Review: Sony’s mini speaker proves size isn’t everything

Tech Tools: The SRS XB2 speaker may be small in size, but it’s mighty on sound

Sony SRS XB2 speaker: Looks-wise, the XB2 isn’t bad

Product name: Sony SRS XB2

Price: €119.0

Where to buy:


Thu, Jun 15, 2017, 07:45


The Sony SRS XB2 speaker has been knocking around for a while, but as we hit festival and holiday season, it’s a good time to look at your options for portable audio. Sony’s speaker may be mini, but its audio certainly isn’t.

The Bluetooth device is intended to be portable, but not so portable that you shove it in your pocket and forget about it. At 480g and 191mm in length, the XB2 is more of a bag speaker.

Looks-wise, the XB2 isn’t bad. Front and back are metal speaker grilles, with a plastic case. On the top, you have controls for power, volume, bluetooth and pairing, calls and extra bass. On the side, there’s an add button that allows you to pair a second speaker, and the rear is a covered 3.5mm jack, USB charging port and reset button.
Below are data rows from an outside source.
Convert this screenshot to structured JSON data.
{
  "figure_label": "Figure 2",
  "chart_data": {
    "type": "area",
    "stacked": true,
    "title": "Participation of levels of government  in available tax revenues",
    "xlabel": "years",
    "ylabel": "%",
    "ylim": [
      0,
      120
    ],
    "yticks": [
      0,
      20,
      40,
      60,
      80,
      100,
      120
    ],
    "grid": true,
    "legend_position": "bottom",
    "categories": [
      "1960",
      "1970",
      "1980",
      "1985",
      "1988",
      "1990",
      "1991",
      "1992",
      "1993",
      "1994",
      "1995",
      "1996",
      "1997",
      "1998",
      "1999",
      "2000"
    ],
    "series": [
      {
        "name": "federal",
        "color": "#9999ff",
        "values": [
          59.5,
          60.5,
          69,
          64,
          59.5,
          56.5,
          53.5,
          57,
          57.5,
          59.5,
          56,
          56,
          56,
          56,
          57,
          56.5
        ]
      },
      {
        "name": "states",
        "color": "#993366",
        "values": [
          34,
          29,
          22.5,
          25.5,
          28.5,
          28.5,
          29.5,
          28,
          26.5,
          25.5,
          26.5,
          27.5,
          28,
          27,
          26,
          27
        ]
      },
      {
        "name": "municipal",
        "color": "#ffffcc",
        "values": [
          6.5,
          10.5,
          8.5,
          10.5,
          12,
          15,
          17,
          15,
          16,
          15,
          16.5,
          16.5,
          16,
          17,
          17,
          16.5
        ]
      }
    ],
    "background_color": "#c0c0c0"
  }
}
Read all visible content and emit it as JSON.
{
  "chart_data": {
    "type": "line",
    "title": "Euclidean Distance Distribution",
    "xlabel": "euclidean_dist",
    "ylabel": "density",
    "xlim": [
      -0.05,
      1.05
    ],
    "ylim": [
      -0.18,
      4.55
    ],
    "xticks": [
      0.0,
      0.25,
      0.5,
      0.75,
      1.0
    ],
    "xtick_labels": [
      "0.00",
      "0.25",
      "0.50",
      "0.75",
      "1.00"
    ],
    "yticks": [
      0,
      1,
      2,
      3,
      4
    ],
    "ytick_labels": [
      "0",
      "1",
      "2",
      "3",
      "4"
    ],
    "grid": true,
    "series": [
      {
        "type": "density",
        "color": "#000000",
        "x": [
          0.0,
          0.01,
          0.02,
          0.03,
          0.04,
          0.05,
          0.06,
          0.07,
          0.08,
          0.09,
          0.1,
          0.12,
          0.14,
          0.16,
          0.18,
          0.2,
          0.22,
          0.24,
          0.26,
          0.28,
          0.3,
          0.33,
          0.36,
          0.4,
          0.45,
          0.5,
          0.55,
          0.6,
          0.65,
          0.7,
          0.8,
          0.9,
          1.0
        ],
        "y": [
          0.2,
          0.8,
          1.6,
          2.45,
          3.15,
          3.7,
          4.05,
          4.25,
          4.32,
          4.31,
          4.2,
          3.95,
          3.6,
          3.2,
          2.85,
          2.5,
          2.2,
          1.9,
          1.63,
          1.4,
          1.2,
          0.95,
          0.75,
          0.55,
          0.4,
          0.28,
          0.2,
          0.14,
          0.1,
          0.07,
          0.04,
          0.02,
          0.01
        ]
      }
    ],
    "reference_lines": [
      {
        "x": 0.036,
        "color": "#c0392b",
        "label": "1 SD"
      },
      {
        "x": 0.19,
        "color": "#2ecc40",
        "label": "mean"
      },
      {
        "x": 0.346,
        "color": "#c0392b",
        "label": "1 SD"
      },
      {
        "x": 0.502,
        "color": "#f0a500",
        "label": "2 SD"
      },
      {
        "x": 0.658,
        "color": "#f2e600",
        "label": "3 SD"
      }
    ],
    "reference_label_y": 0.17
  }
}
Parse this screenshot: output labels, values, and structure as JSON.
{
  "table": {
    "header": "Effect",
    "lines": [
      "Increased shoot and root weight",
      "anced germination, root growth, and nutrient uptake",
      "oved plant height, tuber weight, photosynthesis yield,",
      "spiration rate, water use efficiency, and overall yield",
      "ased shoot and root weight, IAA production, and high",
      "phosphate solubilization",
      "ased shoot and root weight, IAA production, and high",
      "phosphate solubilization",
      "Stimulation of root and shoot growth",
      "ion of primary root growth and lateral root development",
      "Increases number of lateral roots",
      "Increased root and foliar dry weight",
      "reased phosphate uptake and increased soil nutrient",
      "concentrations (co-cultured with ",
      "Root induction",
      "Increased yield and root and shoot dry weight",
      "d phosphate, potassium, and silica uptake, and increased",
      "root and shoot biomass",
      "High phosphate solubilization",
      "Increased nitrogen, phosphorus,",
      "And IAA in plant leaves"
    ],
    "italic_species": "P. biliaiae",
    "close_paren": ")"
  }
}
The speaker comes in a range of colours, from traditional black – classic but uninspiring – to more vibrant red, green and blue options. It all depends on your personal style.

One-touch pairing

The speaker is designed to be easy to set up, boasting about its one-touch pairing and NFC. It’s a claim it lives up to – pairing was simply a matter of holding the bluetooth button and connecting your phone or tablet.

That’s all you need to do to get the speaker working – besides charging it, of course – and you are ready to go.

You can’t quite go hands-off with your phone, however. Although the speaker will look after volume – which can be overridden with your phone’s volume controls too, by the way – you don’t have any way to control playback. To skip tracks, play and pause music, you’ll still need your phone.

It’s a minor point, though. Although the speaker has decent audio for its size, it really comes into its own when you hit the bass button. The sound noticeably changes and the bass is more pronounced without being overwhelming. It won’t trouble more expensive speakers, but it will keep most people happy.

Linking speakers

You can link two of the speakers together to create bigger sound, although how many will actually use it is another thing.

The speaker boasts a battery life of up to 12 hours. In tests, we never quite reached that, but got close enough. Your listening style will obviously influence that time limit; wireless will suck more power than wired, and the higher you push the volume, the less time you’ll get out of it.

The speaker is water resistant – note “resistant”, not “proof”, so it will take a splash or two but don’t immerse it in water. A shower of rain should be okay; a dip in the sea, less so.

The SB2, as mentioned, also works as a speaker for your calls, so if someone interrupts your music you can take the call without having to touch your phone.

The good:

It’s portable, it has a decent battery life and the sound is great. There’s a lot to love about the SB2. The ability to hook up a second speaker is an interesting feature that some people – with deeper pockets – will love. At €119, the SB2 is budget friendly-ish, and performs better than you’d expect in the sound stakes.

The not so good:

While it’s relatively easy on the pocket, the SB2 isn’t cheap enough that most users will jump at the chance to pay out for a second one. That “add” feature will likely be reserved for those who have friends with the same speaker.

The rest:

The speaker is water resistant not waterproof – an important distinction that is the difference between drying off your still-working speaker and having to invest in a new one. You can also use the speaker with devices that don’t have Bluetooth built in, through the 3.5mm jack. You’ll have to supply your own cable though.

The verdict:

For the price, the Sony SRS XB2 delivers impressive sound.